In diesem Roman lernen wir Xeno als verletzlichen kleinen Jungen kennen, von seiner Familie mütterlicherseits beraubt, der nur seine Großmutter als einzige Konstante in seinem Leben kennt. Eines nachts sieht er, mehr aus dem Augenwinkel, einen Fuchs im Bett seiner Großmutter. Doch im nächsten Augenblick ist dieser verschwunden, und seine Grandma wieder ganz die alte. Solche Andeutungen finden sich häufig im Buch. Diese seltsamen Momente werden vom Autor auch nicht näher aufgeklärt. Es ist eben so. Auch Jahre später als das Mädchen, dass eben noch am Baum lehnte, plötzlich verschwunden ist und Xeno an ihrer Stelle kurz (wieder einmal) eines Fuches ansichtig wird. Was es damit auf sich hat und wie seine Familie mit den mythischen Fabelwesen und deren Geschichte in Verbindung steht, erfährt der Leser hier leider nicht.

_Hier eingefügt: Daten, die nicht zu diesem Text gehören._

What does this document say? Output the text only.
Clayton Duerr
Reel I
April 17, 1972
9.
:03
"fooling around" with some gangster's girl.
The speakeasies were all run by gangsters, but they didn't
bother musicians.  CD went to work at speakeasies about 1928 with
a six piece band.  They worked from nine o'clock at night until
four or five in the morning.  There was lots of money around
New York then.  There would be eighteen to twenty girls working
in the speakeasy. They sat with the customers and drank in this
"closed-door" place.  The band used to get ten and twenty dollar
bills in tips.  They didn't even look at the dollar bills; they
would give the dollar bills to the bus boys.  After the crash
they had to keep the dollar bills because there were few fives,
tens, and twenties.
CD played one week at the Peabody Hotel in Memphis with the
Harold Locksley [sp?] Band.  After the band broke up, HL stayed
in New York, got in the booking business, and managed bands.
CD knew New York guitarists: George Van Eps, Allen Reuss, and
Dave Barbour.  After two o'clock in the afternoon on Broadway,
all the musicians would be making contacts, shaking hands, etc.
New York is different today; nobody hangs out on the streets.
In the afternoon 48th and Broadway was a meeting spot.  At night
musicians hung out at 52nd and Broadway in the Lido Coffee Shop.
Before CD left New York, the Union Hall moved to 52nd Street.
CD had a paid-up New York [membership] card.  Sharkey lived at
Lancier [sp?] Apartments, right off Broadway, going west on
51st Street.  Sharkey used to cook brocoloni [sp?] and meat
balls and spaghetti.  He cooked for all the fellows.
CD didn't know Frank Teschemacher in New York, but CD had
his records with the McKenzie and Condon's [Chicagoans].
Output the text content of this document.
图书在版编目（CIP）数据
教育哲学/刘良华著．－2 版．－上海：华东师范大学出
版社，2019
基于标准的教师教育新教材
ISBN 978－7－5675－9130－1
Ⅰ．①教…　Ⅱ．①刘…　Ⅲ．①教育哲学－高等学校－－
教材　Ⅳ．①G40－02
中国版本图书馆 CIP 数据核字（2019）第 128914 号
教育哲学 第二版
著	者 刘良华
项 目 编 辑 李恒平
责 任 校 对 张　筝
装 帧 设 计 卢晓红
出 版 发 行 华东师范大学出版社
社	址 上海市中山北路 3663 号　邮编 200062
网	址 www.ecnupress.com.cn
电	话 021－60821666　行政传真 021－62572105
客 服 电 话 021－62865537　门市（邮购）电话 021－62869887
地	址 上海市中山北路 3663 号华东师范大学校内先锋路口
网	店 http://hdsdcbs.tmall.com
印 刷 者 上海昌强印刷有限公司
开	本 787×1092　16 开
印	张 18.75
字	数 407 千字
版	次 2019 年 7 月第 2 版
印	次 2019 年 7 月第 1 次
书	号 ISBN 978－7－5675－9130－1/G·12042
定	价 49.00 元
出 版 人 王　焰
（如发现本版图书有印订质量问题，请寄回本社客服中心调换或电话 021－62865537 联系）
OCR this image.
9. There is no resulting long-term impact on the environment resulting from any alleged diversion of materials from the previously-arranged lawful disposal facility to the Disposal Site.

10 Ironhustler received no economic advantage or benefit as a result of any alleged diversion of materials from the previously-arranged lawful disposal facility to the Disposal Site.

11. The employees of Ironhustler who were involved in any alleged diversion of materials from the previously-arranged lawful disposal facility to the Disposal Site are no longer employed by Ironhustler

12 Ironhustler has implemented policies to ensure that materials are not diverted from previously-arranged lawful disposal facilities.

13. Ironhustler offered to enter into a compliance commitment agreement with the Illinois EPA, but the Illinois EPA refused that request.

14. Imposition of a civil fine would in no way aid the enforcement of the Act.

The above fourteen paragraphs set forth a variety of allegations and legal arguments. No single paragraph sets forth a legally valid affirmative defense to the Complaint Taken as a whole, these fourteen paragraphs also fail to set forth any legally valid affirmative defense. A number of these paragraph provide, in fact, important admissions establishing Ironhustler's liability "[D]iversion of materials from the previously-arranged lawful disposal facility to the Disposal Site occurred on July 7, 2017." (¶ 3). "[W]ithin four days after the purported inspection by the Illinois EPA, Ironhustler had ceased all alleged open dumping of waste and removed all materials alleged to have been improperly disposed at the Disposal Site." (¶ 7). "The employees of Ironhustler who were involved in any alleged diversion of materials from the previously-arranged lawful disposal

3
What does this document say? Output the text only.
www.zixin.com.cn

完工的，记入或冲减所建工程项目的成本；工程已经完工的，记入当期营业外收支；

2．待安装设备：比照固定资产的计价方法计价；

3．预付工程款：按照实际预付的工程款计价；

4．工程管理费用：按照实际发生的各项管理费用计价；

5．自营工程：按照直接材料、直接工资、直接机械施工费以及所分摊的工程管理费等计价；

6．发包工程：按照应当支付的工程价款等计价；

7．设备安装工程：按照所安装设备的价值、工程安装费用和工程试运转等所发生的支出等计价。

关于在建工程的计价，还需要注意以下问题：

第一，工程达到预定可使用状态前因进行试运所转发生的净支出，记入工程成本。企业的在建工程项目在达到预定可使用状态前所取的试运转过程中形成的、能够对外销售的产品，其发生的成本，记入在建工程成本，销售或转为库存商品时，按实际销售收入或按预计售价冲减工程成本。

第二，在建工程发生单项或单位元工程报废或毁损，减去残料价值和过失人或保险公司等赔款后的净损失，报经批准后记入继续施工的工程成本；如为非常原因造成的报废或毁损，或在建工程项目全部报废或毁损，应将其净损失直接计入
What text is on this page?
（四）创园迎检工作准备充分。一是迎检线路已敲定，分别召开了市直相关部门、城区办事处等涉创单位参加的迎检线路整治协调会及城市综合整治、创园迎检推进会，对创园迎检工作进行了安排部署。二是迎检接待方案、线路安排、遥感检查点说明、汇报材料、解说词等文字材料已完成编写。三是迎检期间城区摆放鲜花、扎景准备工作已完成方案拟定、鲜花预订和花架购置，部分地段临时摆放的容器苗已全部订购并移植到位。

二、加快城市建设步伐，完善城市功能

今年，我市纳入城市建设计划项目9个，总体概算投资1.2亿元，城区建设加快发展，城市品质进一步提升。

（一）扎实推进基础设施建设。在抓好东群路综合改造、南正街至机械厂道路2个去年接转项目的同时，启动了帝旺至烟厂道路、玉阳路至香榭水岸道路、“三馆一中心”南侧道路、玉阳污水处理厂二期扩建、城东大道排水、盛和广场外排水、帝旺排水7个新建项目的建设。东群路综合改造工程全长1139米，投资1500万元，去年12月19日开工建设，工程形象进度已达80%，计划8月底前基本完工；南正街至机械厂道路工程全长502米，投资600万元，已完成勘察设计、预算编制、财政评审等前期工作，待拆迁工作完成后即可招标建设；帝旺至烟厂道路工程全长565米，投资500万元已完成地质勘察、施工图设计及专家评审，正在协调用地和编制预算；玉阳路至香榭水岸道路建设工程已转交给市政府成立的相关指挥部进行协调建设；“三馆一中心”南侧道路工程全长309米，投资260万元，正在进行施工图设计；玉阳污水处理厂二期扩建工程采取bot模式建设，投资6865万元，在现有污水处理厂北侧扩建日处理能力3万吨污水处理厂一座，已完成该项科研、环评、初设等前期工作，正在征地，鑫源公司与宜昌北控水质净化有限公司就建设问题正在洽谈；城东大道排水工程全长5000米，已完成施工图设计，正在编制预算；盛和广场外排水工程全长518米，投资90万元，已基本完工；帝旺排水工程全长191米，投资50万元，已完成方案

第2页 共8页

Xenos eher düster gehaltene Kindheit und Jugend machen den größten Teil dieses Buches aus. Auch später, nach der Collegezeit ist dieses Buch vorallem von Xenos zwischenmenschlichen Beziehungen und Erlebnissen, fernab der Suche nach dem Karawanenbuch, geprägt. Als es dann endlich los geht, und Xeno sich auf die Spuren des Buches begibt, geschieht dies nicht nur ereignislos, sondern auch sehr unspektakulär. Er sucht in diesen und jenen Archiven in den verschiedensten Ländern der Erde, hat hier Glück, dort Pech. Das wars.
Etwas gestört hat mich, dass Xeno selbstverständlich zahlreiche Sprachen spricht, darunter lateinisch, französisch, italienisch und griechisch, denn schließlich reist er in die verschiedensten Länder um dem Buch auf die Spur zu kommen und sucht in den unterschiedlichsten Dokumenten nach weiteren Anhaltspunkten. Nie schien er dabei irgendwie ein Problem zu haben. Auch der Umstand, dass Xeno für seinen Lebensunterhalt nicht arbeiten muss, und schnell mal hierhin und mal dahin fliegen konnte, war mir schlichtweg ein zu problemlos gestalteter Teil des Plots. Sein Vater hat Xeno finanziell unterstützt – obwohl sein Sohn alle Brücken zu ihm abgebrochen hat. Aber ist dies damit wirklich dennoch alles zu finanzieren? Ich denke, im realen Leben eher nicht.
Eines muss man Nicholas Christopher trotz allem jedoch zugestehen: er versteht es sehr bildhaft, sensibel und voller Details zu schreiben, so dass man recht flott in dieser Geschichte vorankommt und sich alles genau vorstellen kann. Einen Drang, das Buch wegzulegen – trotz der eher mittelmäßigen Spannung – habe ich nicht gespürt. Vielmehr habe ich mich über die Seiten hinweg wirklich mit Xeno angefreundet und irgendwann damit abgefunden, dass dieses Buch keineswegs von einem packenden Abenteuer berichten würde.
Fazit: „Das verlorene Bestiarium“ ist statt eines packenden Abenteuerromans, wie es der Klapptext verspricht, vielmehr die einfühlsam erzählte Geschichte eines Jungen, der durch seine Großmutter von den geheimnisvollen Fabeltieren fasziniert ist und sich Jahre später auf die Suche nach dem sagenumwobenen „Karawanenbuch“ macht. Doch diese Geschichte bietet weniger fesselnde Spannung oder wendige Ereignisse, sondern sensibel gezeichnete Figuren und einen netten, unterhaltsamen jedoch sehr geradelinigen Plot ohne Höhen und Tiefen. Hin und wieder streut Nicholas Christopher mythische Erlebnisse Xenos ein, auf die jedoch nicht weiter eingegangen werden. Wenngleich der Autor seine Leser relativ gut unterhalten kann, habe ich mir von diesem Roman mehr Abenteuer und Spannung versprochen.